Jean Arthur

Jean Arthur

Arthur had feature roles in three Frank Capra films: Mr. Deeds Goes to Town (1936) with Gary Cooper, You Can't Take It with You) (1938) co-starring James Stewart, and Mr. Smith Goes to Washington (1939), also starring Stewart. These three films all championed the "everyday heroine", personified by Arthur. She also co-starred with Cary Grant in the adventure-drama Only Angels Have Wings (1939) and in the comedy-drama The Talk of the Town) (1942). She starred as the lead in the acclaimed and highly successful comedy films The Devil and Miss Jones (1941) and A Foreign Affair (1948), the latter of which she starred alongside Marlene Dietrich. Arthur was nominated for an Academy Award for Best Actress in 1944 for her performance in The More the Merrier (1943), a comedy which also starred Joel McCrea.


Jean Arthur

James Harvey wrote in his history of the romantic comedy: "No one was more closely identified with the screwball comedy than Jean Arthur.

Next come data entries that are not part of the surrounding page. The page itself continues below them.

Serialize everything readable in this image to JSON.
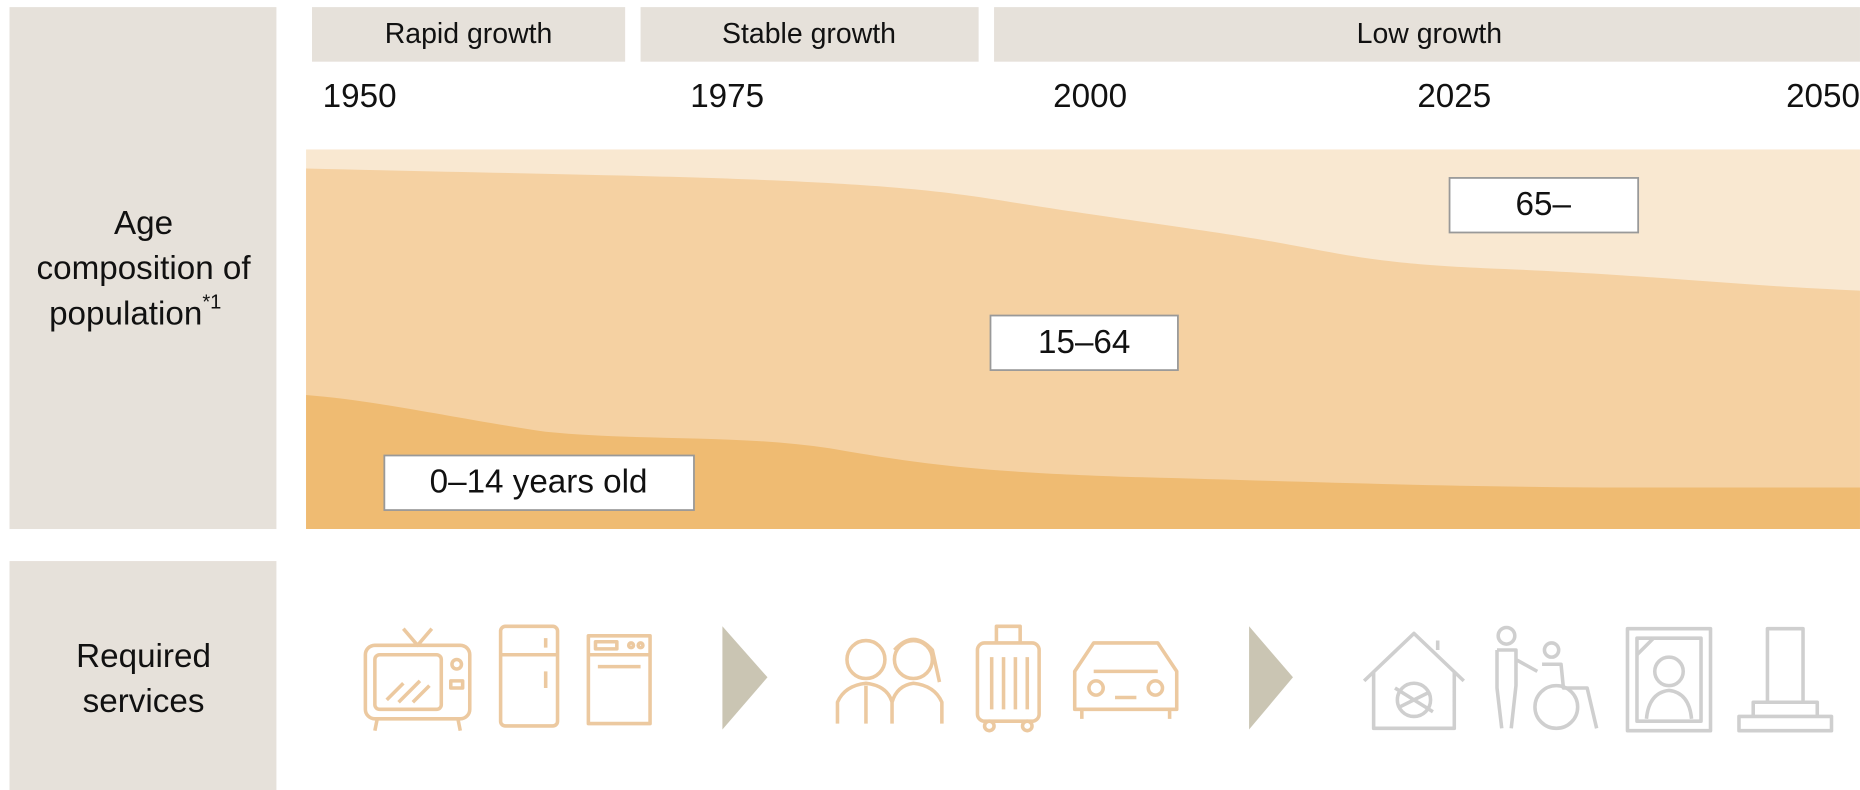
{
  "row_labels": {
    "age": {
      "lines": [
        "Age",
        "composition of",
        "population"
      ],
      "note": "*1"
    },
    "services": {
      "lines": [
        "Required",
        "services"
      ]
    }
  },
  "phases": [
    "Rapid growth",
    "Stable growth",
    "Low growth"
  ],
  "years": [
    "1950",
    "1975",
    "2000",
    "2025",
    "2050"
  ],
  "area_labels": [
    "65–",
    "15–64",
    "0–14 years old"
  ]
}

So much was she part of it, so much was her star personality defined by it, that the screwball style itself seems almost unimaginable without her." She has been called "the quintessential comedic leading lady". Her last film performance was non-comedic, playing the homesteader's wife in George Stevens's Shane) in 1953.


Early life

The product of a nomadic childhood, Arthur lived at times in Saranac Lake, New York; Jacksonville, Florida, and Schenectady, New York. The family lived on and off in Westbrook, Maine, from 1908 to 1915, while Arthur's father worked at Lamson Studios in Portland. Relocating in 1915 to New York City, the family settled in the Washington Heights neighborhood of upper Manhattan.